Abstract

Historical documents revealed that on 27 August 1810 an earthquake affected the Loreto town and the surrounding region, along 200 km of the coast of Baja California, Mexico, and damage was considerable due to strong ground motions. However, the 1810 Loreto earthquake, unlike other earthquakes of the nineteenth and twentieth centuries, produced an extensive tsunami flooding on the eastern coast of Baja California, from Loreto to La Paz. We report here the historical account of this event and analyse the source of the related tsunami.
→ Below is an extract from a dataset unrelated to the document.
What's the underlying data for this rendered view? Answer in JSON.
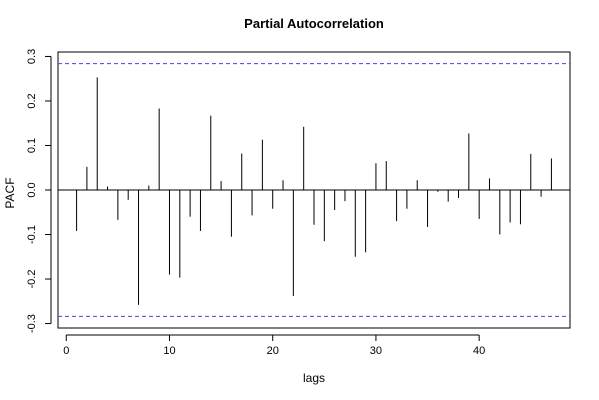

Based on the historical record and the tectonic setting, we infer that this earthquake was produced along a transform fault, right-lateral strike slip fault, Farallon fault, on the Baja California Gulf. However, the associated tsunami was disproportionally large if compared with the earthquake intensity (IX) and approximate magnitude (7.4 Mw), fault style, and the relatively late tsunami arrival, i.e. an hour after the earthquake, suggesting that a submarine landslide, triggered by this earthquake, was the suspect source for the Loreto tsunami. We present here historical data and a numerical model of the Loreto 1810 tsunami to elucidate the source, using both the 1810 earthquake and a submarine landslide, and confirm that a submarine landslide is most likely the tsunami-triggering mechanism that followed the 1810 earthquake.